Manage devices at remote site over VPN

tobycth3 · February 14, 2025, 7:45pm

Any tips or tricks to get a local controller to manage switches and APs at a remote site over a VPN (not using Route10) ?

Alta-Matt_v2 · February 14, 2025, 9:39pm

When you set up the controller, you were provided 2 DDNS hostnames; one beginning with “local.”

Provided the subnet for the IP that the hostname beginning with “local.” is reachable over the VPN tunnel (and TCP port 443 isn’t blocked in the process), you should be able to provide that hostname to Alta devices and they’ll communicate over the tunnel.

tobycth3 · February 27, 2025, 4:09pm

I would expect it to be that simple but it has not been my experience so far. I enter the local. address in the AP however it never connects to the on-prem controller at the remote site.
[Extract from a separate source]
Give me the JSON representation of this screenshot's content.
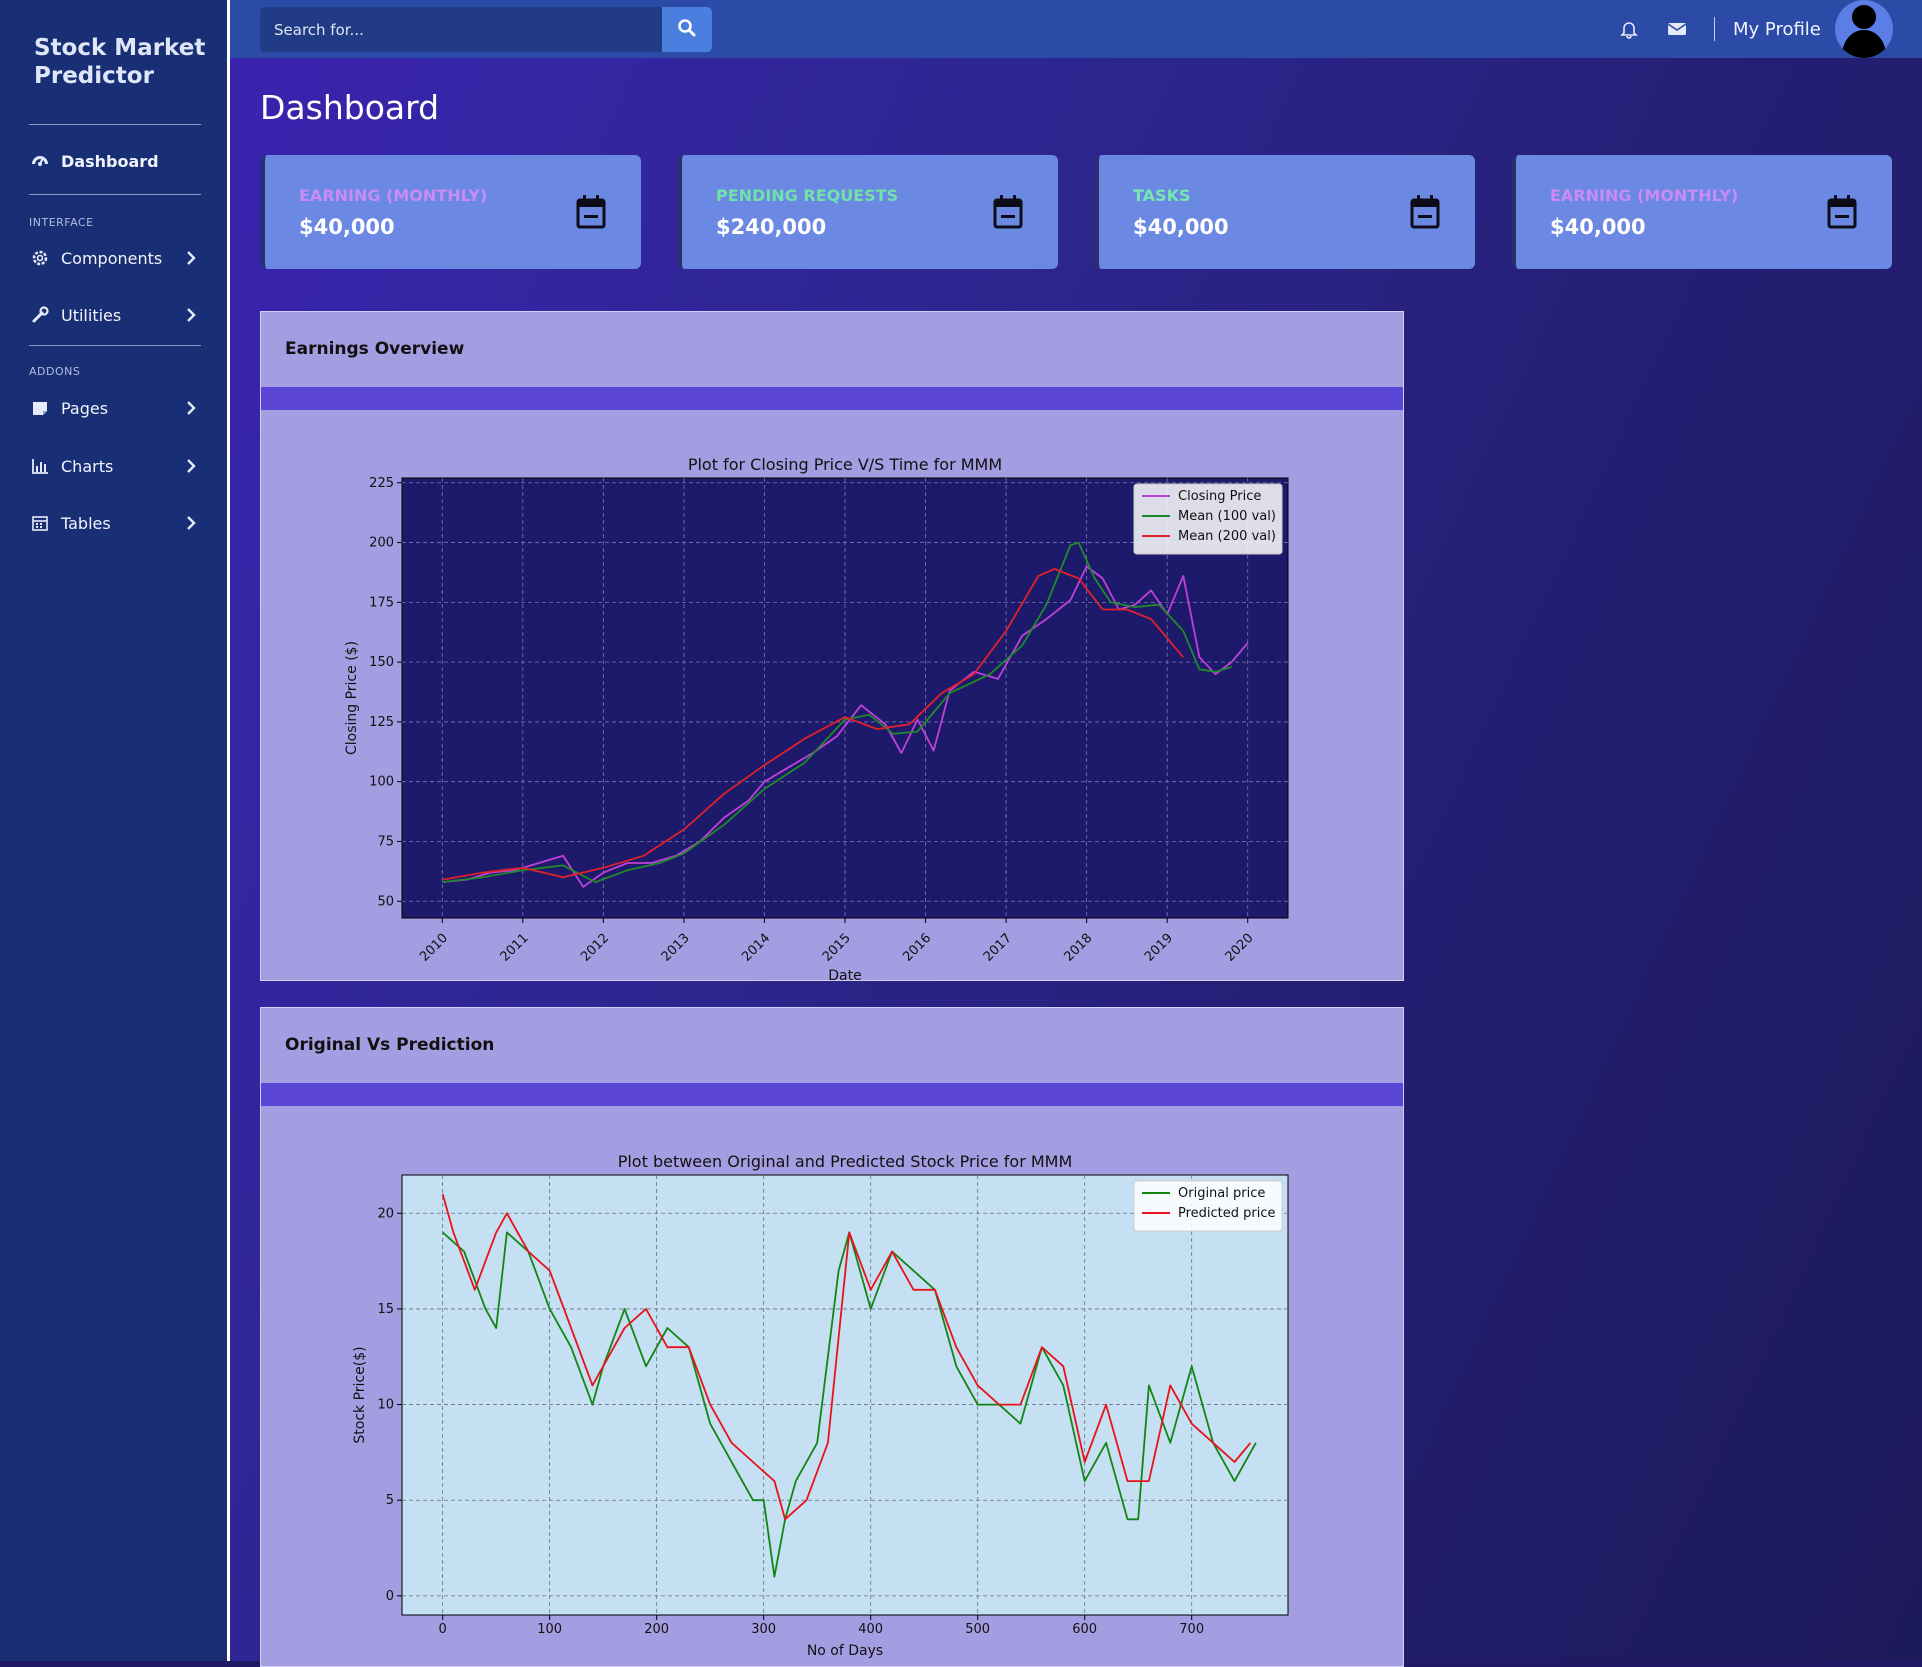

All traffic is allowed and DNS resolves correctly, however it never connects and has to be factory reset to re-join the cloud controller.

Alta-Matt_v2 · February 27, 2025, 4:42pm

From that side of the link, can you access the controller with the hostname that starts with “local.” from a computer?

tobycth3 · February 27, 2025, 4:46pm

From the AP I can ping the local. address and hit the controller’s page with wget

Alta-Matt_v2 · February 27, 2025, 5:13pm

Did you use http://local. or https://local.?

tobycth3 · February 27, 2025, 5:13pm

https

Alta-Matt_v2 · February 27, 2025, 6:45pm

Can you DM me the link that you’re pasting into the device? Emphasis on DM for security purposes.

Alta-Matt_v2 · February 27, 2025, 7:06pm

That URL is good, that’s really weird given you’re able to curl the URL from the AP. What VPN protocol is in use? Maybe it’s MTU related or something like that.

tobycth3 · February 27, 2025, 7:08pm

The VPN tunnel is running wireguard via two Firewalla devices in a site-to-site configuration

Alta-Matt_v2 · February 27, 2025, 10:56pm

Rapidly running out of ideas. What are the 2 subnets in play at both sides?

tobycth3 · March 3, 2025, 5:37pm

Subnets are different and non-overlapping /24’s on each side

Alta-Matt_v2 · March 3, 2025, 8:45pm

Well, in that case, it’s time to call in the big guns. @Alta-Jeff do you have any insights that might explain why an Alta device won’t talk to a local controller over a VPN tunnel despite being accessible by all accounts, specifically WireGuard S2S (non-Alta if it matters)?

Alta-Jeff · March 3, 2025, 9:24pm

I’d have to look at device and controller logs, to know what’s going on, but the first thing I would do is ssh to the device and see if you can hit https://local…ddns.manage.alta.inc/api/status (with and without the local prefix).

tobycth3 · March 3, 2025, 9:36pm

root@<removed>:~# wget https://local.<removed>.ddns.manage.alta.inc/api/status
Downloading 'https://local.<removed>.ddns.manage.alta.inc/api/status'
Connecting to 192.168.<removed>:443
Writing to 'status'
status               100% |*******************************|    11   0:00:00 ETA
Download completed (11 bytes)

root@<removed>:~# vi status
{"ok":true}

Alta-Jeff · March 3, 2025, 9:54pm

Looks like you’re able to reach via local, at least. Can you try this on the AP/switch/router:

/etc/init.d/rc stop
echo https://.ddns.manage.alta.inc >/cfg/domain.txt (yes, without the local; rc will automatically detect whether the local prefix is necessary)
rm /cfg/rcapi.txt
/etc/init.d/rc start

The AP/switch/router should then be able to be controlled by that controller.

tobycth3 · March 3, 2025, 10:14pm

Performed those steps on the AP. Now the device is showing ‘disconnected’ on the Cloud Controller and is not showing up as a device to add on the Local Controller.

Browsing to it’s IP shows this message:

Alta-Jeff · March 3, 2025, 11:08pm

Can you share the controller logs by running journalctl on the controller as root? Would be best in a DM, if possible (or gdrive link, etc.)